Monday, February 09, 2009

Racist or Not? (You make the Call)

On January 20th, Inauguration, we ordered from Pizza Hut for lunch. The food arrived around 2:00, a couple of hours after President Obama had been sworn in.

It also happened to be bitterly cold here in Georgia, and my sister mentioned this at the open door as she was checking the order and paying the driver.

The driver said, "Well, they have come out and said why we are having this weather here."

(I was sitting a few feet away, only half paying attention, but I remember it seemed a bit out of the ordinary for a pizza delivery man to go into meteorology.)

The driver continued, "The reason we're having this freezing weather is because they always said it would be a cold day in Hell before we had a black president."

I was so stunned I just sat there, and in another 10 seconds the transaction was over, door shut. Then I started to get upset.

Why had he said that? I asked my sister if that was racist, and she thought he was just trying to make a joke, to get better tips. (In fairness, she might have been worried I would launch out and hobble down the steps and chase the guy. She is terrified I will make a scene.)

I didn't see the man, Jerrica said he was white, and that's what you would think she was if you looked at her. I couldn't get over what he said. He didn't exactly criticize Obama, or make any overt generalization. In a manner of speaking he was criticizing a country (or at least the South), which had always been presumed to be too racist to consider someone like Obama.

Yet I couldn't shake the feeling that his comment was racist, or at least prejudiced. I feel very strongly that if Jerrica were to look African-American that driver would have kept his thoughts to himself, and it seems to me that if you wouldn't tell a black family, it's probably racist.

Then again, I sometimes get accused of finding white sheets in every closet. (Well, there are white sheets in most closets, but you know what I mean.
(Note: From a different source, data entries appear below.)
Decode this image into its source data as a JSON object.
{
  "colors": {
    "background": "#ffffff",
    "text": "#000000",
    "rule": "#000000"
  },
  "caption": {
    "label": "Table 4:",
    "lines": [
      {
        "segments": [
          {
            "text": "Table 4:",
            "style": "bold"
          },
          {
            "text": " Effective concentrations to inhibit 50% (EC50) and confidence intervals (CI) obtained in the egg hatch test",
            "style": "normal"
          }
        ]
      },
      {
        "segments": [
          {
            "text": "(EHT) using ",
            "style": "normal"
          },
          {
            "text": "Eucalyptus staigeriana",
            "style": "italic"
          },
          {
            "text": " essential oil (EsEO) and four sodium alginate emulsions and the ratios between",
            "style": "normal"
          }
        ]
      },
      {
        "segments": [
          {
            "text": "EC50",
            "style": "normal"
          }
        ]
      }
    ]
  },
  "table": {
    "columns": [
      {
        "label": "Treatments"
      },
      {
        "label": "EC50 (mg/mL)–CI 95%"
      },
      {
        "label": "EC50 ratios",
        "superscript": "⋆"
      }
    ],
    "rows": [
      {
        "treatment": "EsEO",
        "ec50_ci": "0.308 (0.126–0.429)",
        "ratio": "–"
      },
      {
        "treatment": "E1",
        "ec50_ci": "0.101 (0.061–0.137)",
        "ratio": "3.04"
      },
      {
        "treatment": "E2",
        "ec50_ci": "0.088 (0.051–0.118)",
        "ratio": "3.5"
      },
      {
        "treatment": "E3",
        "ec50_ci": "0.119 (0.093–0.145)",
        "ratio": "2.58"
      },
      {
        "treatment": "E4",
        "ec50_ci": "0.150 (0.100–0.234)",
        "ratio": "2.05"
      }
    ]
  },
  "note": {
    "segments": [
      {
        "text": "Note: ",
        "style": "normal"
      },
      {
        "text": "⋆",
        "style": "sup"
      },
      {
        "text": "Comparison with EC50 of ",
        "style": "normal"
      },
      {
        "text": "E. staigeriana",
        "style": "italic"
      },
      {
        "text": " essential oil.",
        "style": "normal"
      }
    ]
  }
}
Looking for racism where it might not really be.) I didn't want to just judge someone on a snap impression; that's what prejudice is in the first place!

But I have never gotten over it. Perhaps it comes from the fact that since I got to Georgia, occasionally I have run into situations where it a group of people happened to not include any African-Americans, and a few times (more than a couple, but not a ton; I don't want to overstate the case) someone has felt free to tell a racist joke or make some comment.

This pisses me off to no end. How dare they assume I am going to be cool with that? I have gotten into more than one scrape over the matter.

So maybe my past experience has colored me. (no pun intended.) Maybe I'm tilting at windmills. Maybe the guy was just making a comment--something he'd heard--in an attempt to be funny and get a good tip. Maybe it's not worth getting upset.

But I'm not convinced.

What do you think?

3 comments:

Anonymous said...

Grow a sack.

Mzsa said...

The perpetuation of racism is (in part) due to attitudes like yours...looking for racism in every comment, making mountains out of mole hills so to say. Don't look for it, there's already too much that you won't have to question. I don't think he meant it as a racist comment but if it was, so what? It's piZza mans problem.

Anonymous said...

I agree with you, the comment was racist. Because if it had been an organization for blacks, like all-black college and white person had commented (and we human beings do) then, it would be what it is...and so yes, the driver was being racist, had he been black, or asian, I would have been offended. That is the problem, not looking for racism is when people do not stand up and tell the racists why it's wrong to just make silly insensitive jokes. Could it have actually had some humor? Only if you look at 1 thing: that it would be a much cooler day than his comment quoted for Pizza hut if someone sued over the comment.